The dose of irradiation is usually measured in a unit called the Gray, abbreviated (Gy). This is a measure of the amount of energy transferred to food, microbes or other substances being irradiated. To measure the amount of irradiation something is exposed to, photographic film is exposed to irradiation at the same time.

The killing effect of irradiation on microbes is measured in D-values. One D-value is the amount of irradiation to kill 90% of that organism. For example, it takes 0.3kGy to kill 90% of Escherichia Coli, so the D-value of E.coli is 0.3 kGy. (www.cdc.gov).

A distinctive logo has been developed for use on food packaging, in order to identify a product as irradiated. This symbol is called the “radura” and is used internationally to mean that the food in the package has been irradiated. (www.cdc.gov)

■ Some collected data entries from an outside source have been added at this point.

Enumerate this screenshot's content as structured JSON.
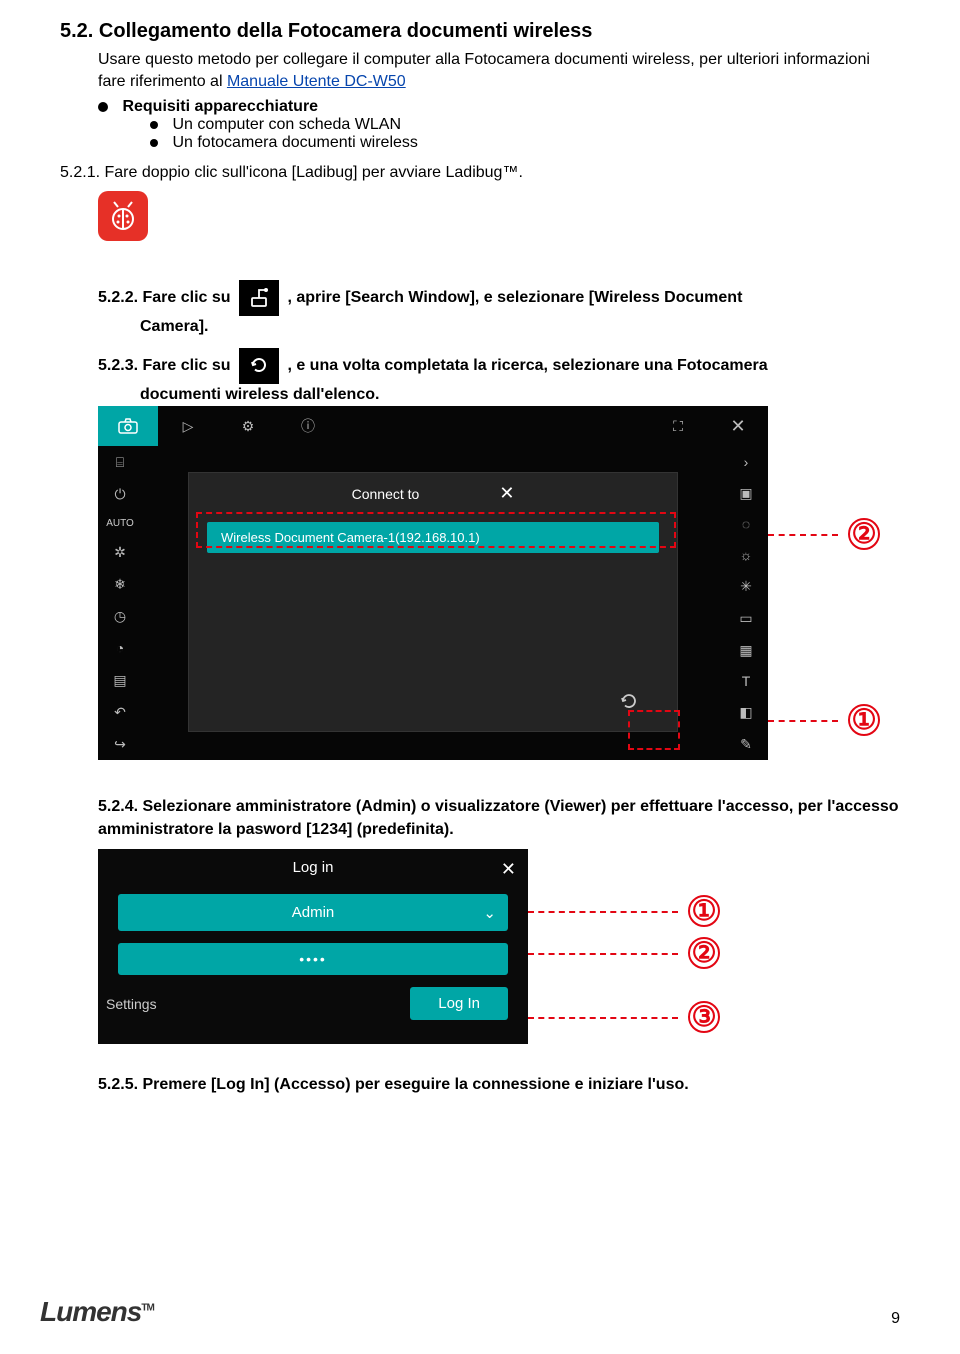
{
  "section": {
    "num": "5.2.",
    "title": "Collegamento della Fotocamera documenti wireless",
    "intro_pre": "Usare questo metodo per collegare il computer alla Fotocamera documenti wireless, per ulteriori informazioni fare riferimento al ",
    "intro_link": "Manuale Utente DC-W50"
  },
  "requirements": {
    "heading": "Requisiti apparecchiature",
    "items": [
      "Un computer con scheda WLAN",
      "Un fotocamera documenti wireless"
    ]
  },
  "steps": {
    "s521": "5.2.1. Fare doppio clic sull'icona [Ladibug] per avviare Ladibug™.",
    "s522_a": "5.2.2. Fare clic su",
    "s522_b": ", aprire [Search Window], e selezionare [Wireless Document Camera].",
    "s522_indent": "Camera].",
    "s523_a": "5.2.3. Fare clic su",
    "s523_b": ", e una volta completata la ricerca, selezionare una Fotocamera documenti wireless dall'elenco.",
    "s524": "5.2.4. Selezionare amministratore (Admin) o visualizzatore (Viewer) per effettuare l'accesso, per l'accesso amministratore la pasword [1234] (predefinita).",
    "s525": "5.2.5. Premere [Log In] (Accesso) per eseguire la connessione e iniziare l'uso."
  },
  "shot1": {
    "connect_to": "Connect to",
    "device": "Wireless Document Camera-1(192.168.10.1)",
    "auto": "AUTO",
    "callout1": "②",
    "callout2": "①"
  },
  "shot2": {
    "login_title": "Log in",
    "admin": "Admin",
    "pwd": "••••",
    "settings": "Settings",
    "login_btn": "Log In",
    "callout1": "①",
    "callout2": "②",
    "callout3": "③"
  },
  "footer": {
    "brand": "Lumens",
    "tm": "TM",
    "page": "9"
  }
}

1.2FOOD IRRADIATION DEVELOPMENTS

There is a widening gap in the less developed countries (LDC’s) of Africa, Asia and Latin America between the growth rates of population and food production. Yet, in LDC’s over a quarter of the harvested food is lost due to wastage and spoilage. In Nigeria, very high losses of foods, especially highly perishable foods such as fish, fruits, vegetable and some dietary staples such as yam, maize, millet and sorghum occur in the time lag between harvest and consumption and during storage. There is, therefore, the need for greater utilization of the available appropriate technologies of food preservation in these countries (Aworh, 1986).

In the last three decades a new technology, food irradiation, has been developed which has the potential of reducing food losses in LDC’s (Aworh, 1986).

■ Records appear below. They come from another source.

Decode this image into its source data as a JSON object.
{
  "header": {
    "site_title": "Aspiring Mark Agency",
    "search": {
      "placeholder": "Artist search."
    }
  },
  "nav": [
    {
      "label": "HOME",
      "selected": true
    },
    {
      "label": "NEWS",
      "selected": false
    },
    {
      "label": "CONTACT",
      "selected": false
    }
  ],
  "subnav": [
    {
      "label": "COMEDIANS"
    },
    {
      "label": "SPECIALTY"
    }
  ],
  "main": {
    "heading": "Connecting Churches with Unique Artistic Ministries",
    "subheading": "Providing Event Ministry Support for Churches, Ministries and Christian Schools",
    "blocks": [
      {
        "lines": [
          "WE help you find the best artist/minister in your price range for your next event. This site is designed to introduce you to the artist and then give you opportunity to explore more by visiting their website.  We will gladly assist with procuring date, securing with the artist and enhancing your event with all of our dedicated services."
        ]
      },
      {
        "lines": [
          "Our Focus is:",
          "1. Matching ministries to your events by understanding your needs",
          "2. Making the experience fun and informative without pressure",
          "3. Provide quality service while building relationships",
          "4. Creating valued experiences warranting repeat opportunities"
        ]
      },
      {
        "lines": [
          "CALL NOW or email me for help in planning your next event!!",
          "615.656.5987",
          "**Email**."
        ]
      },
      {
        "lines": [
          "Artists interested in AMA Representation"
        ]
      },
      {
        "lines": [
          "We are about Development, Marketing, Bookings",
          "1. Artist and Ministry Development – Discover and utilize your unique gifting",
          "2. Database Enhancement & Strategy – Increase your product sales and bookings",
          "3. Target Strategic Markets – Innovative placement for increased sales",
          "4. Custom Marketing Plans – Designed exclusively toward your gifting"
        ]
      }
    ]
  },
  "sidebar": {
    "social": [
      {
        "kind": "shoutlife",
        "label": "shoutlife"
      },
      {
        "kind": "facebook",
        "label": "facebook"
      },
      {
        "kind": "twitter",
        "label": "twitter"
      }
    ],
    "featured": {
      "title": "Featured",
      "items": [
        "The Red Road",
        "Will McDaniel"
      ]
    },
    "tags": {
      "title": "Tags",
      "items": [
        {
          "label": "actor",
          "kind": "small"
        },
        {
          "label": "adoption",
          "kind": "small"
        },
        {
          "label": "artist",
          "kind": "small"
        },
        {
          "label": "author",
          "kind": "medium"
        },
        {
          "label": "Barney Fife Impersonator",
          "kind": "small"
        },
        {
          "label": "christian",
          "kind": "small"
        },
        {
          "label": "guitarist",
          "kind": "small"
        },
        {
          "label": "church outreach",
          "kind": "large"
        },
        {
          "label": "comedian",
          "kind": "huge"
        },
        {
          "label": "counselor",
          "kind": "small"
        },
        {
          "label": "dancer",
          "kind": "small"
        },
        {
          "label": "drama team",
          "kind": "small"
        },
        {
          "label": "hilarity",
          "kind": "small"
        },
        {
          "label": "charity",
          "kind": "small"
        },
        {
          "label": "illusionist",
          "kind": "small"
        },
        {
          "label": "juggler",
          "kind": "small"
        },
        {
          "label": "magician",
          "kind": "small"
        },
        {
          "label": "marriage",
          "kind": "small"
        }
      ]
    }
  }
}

Research on Food irradiation dates back to the turn of the 20th century. The first US and British patents were issued for use of ionizing radiation to kill bacteria in foods in 1905. Food irradiation gained significant momentum in 1947 when researchers found that meat and other foods could be sterilized by high energy and the process was seen to have potential to preserve food for military troops in the field. To establish the safety and effectiveness of the irradiation process, the U.S. Army began a series of experiments with fruits, vegetables, dairy products, fish and meat in the early 1950’s. (www.ccr.uc davis.edu).

In 1958, Congress gave the FDA authority over the food irradiation process under the 1958 Food Additive Amendment to the Food, Drug and Cosmetic Act. The FDA has approved food irradiation process for wheat, potatoes, pork, spices, poultry, fruits, vegetables and red meat (www.ccr.uc davis.edu).

Food irradiation was recognised by the United Nations which established the Joint Expert Committee on Food Irradiation. Their first meeting was in 1964. The committee concluded in 1980 that “irradiation of foods up to the dose of 10kGy introduces no special nutritional or microbiological problems”. (www.ccr.uc davis.edu).

In 1999, the World Health Organisation determined the dose limitation at very high dose is palatability etc. Irradiation should be considered parallel to cooking in all aspects of safety. (www.ccr.uc davis.edu).

Tremendous progress has been made, in the past few decades, in the design and construction of safe radiation facilities and chances of radiation accidents are now very remote provided that personnel have been properly trained in the operation of radiation facilities (Aworh, 1986).